The colossal image of a sphinx, 73.2m long and 19.8m high, stands next to the Valley Temple of Khafre (Figure 5.11). It was carved out of the limestone bedrock during the Fourth Dynasty. In later periods, perhaps in the Eighteenth Dynasty and during the Roman Empire, parts were shored up with masonry. In addition to these restorations, remains of chapels and stelai have emerged during explorations of the nineteenth and twentieth centuries. For example, a small ruined temple of the Fourth Dynasty was discovered in front of the paws of the Sphinx.
The Great Sphinx is unique. Such statues do not normally form part of a pyramid complex. The term “sphinx,” a Greek word, perhaps deriving from the Egyptian for “living image,” shesep ankh, denotes a composite creature with a lion’s body and a human head. Here, the head wears royal accoutrements: the nemes headdress with the uraeus on the forehead and a false beard (now gone). The face has been damaged, notably the nose, but may be a portrait of Khafre. It could also represent a guardian deity of this necropolis, since a lion was believed to stand watch at the gates of the underworld.

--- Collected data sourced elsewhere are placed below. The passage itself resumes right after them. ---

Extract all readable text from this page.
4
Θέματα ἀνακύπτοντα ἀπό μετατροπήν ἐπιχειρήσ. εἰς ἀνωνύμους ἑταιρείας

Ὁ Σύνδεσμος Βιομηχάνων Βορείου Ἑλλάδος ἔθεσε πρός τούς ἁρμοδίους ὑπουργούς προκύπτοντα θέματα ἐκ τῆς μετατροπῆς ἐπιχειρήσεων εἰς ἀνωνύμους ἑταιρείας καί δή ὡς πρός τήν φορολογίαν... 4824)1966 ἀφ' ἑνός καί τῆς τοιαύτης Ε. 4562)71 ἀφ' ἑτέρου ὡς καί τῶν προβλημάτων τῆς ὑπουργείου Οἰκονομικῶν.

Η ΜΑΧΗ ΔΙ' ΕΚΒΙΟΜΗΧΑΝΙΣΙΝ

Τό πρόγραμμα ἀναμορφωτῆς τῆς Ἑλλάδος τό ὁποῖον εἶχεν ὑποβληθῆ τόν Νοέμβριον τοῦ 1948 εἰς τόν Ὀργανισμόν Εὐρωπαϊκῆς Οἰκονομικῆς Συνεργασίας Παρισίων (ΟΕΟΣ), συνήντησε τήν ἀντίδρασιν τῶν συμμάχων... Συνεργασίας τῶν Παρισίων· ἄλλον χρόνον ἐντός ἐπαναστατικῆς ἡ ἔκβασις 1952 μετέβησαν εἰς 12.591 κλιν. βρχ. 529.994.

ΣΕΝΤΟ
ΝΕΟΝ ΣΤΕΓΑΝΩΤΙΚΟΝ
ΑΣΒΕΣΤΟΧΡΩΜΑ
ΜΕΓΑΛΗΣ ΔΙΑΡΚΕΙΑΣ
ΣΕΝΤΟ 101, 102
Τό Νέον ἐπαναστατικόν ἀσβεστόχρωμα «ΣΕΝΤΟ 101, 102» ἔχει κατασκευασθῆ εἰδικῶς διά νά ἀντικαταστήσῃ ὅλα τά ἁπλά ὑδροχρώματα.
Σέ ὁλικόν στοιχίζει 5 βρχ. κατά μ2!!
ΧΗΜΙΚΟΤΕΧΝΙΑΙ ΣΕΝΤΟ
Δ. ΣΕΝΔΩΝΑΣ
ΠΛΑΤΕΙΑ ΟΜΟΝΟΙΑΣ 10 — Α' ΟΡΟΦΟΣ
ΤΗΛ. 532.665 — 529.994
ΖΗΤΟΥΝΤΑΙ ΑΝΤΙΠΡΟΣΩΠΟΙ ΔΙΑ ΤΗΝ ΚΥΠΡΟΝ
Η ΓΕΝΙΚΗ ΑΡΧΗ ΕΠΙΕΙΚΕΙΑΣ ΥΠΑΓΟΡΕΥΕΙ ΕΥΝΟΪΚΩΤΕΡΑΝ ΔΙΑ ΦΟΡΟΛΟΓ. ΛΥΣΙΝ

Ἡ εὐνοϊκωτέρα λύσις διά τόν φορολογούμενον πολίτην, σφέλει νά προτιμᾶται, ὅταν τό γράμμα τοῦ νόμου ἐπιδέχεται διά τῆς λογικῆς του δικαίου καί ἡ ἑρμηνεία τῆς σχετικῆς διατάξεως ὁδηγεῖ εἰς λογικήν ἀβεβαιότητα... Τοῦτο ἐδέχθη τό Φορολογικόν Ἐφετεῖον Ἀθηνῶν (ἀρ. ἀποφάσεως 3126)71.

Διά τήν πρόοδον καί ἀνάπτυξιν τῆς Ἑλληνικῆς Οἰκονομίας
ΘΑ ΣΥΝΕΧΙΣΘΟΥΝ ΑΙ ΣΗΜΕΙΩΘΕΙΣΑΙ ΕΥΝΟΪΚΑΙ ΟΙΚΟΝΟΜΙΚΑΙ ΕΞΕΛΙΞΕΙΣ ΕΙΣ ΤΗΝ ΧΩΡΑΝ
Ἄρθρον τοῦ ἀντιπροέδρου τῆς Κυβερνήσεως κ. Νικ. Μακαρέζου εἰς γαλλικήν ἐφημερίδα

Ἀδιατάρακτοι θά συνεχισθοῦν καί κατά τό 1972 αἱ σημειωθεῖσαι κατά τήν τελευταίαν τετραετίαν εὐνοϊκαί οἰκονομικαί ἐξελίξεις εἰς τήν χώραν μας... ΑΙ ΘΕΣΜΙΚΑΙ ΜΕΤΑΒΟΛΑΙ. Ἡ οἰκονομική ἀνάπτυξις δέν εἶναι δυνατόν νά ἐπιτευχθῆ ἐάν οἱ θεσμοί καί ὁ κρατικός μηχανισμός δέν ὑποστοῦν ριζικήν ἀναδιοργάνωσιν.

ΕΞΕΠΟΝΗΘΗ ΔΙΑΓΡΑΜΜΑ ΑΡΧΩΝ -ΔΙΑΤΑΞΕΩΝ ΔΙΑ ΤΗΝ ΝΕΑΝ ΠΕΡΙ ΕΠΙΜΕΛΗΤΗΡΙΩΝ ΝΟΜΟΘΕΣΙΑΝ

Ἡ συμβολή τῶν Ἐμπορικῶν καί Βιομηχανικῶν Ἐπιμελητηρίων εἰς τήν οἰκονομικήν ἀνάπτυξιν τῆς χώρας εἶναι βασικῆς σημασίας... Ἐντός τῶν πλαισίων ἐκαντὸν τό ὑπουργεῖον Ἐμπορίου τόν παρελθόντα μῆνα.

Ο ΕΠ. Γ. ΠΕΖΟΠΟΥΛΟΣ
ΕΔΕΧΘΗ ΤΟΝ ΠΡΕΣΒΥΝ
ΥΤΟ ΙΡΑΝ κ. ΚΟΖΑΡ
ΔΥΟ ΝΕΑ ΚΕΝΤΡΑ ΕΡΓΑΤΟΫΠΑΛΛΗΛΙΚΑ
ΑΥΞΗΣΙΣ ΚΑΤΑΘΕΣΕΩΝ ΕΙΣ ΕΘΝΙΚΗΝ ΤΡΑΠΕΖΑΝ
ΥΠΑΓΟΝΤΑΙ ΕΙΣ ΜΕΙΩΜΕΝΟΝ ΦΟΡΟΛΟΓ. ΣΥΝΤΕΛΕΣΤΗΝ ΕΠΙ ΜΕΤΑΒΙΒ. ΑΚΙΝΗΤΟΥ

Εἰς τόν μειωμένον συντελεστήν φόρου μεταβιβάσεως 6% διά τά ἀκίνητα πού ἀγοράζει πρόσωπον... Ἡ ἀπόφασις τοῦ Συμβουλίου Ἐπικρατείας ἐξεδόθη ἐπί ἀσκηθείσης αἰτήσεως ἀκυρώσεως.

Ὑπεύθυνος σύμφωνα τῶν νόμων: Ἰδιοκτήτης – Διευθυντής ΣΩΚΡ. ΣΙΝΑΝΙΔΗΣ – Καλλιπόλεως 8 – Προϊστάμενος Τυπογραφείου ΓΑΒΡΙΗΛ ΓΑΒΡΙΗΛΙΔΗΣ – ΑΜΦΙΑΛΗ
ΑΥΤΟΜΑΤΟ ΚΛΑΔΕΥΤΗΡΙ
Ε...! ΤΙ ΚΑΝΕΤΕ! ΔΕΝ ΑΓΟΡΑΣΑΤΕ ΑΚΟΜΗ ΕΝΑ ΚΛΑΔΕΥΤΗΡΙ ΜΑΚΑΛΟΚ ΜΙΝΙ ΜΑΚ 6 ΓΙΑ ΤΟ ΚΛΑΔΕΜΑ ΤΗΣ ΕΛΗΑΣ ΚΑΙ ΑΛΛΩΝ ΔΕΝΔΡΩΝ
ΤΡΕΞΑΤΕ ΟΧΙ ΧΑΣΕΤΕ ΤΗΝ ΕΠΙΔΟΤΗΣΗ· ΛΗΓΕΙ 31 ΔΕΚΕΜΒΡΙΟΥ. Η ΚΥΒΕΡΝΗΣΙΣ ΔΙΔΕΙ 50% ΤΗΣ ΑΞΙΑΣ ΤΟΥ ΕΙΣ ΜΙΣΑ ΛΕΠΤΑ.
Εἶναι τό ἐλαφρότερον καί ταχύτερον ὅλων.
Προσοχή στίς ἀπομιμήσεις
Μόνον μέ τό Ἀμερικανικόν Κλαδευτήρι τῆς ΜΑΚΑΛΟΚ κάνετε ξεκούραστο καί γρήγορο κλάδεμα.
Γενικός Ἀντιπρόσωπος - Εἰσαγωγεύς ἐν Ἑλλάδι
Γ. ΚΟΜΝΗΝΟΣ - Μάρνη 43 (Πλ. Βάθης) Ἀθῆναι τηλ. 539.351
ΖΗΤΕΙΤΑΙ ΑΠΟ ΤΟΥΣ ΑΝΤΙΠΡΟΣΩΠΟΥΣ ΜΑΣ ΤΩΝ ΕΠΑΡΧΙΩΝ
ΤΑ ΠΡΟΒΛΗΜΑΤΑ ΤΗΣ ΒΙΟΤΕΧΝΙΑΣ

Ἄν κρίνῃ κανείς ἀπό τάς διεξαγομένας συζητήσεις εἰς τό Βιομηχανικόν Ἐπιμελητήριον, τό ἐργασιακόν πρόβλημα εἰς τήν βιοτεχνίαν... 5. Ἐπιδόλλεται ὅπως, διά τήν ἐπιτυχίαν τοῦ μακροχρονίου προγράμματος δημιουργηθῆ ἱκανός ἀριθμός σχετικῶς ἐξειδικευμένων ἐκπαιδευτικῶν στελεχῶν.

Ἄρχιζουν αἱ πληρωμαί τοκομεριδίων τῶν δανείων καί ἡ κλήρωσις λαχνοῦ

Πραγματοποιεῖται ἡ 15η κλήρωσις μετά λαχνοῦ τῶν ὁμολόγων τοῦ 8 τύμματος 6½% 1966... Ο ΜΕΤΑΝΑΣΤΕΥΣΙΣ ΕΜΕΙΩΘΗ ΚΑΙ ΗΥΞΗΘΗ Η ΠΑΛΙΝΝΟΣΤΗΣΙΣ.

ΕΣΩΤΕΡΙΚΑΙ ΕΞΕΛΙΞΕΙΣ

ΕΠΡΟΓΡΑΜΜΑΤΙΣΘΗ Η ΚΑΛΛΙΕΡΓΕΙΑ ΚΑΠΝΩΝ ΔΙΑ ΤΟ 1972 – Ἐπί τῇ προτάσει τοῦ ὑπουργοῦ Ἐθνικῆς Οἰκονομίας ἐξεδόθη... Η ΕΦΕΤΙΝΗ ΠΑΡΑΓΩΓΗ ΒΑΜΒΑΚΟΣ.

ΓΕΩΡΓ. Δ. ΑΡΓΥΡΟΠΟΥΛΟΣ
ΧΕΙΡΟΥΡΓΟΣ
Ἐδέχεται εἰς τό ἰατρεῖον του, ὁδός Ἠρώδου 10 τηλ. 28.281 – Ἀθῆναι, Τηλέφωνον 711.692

Sand accumulating around the Great Sphinx has had to be cleared periodically, in ancient as well as modern times. In his detailed account of Egypt, Herodotus did not mention the Sphinx; perhaps in his day, the fifth century BC, it was completely buried in sand. The most interesting clearing took place in the Eighteenth Dynasty, a story recounted on a gray granite stele discovered in 1816—17 in front of the Sphinx. Thutmose IV, while still a prince, was resting in its shade during a hunting expedition. In a dream, the Sphinx promised him the throne if he would clear the Sphinx of sand. Thutmose IV did so, and after he became king, he built a temple here and set up the commemorative stele mentioned above.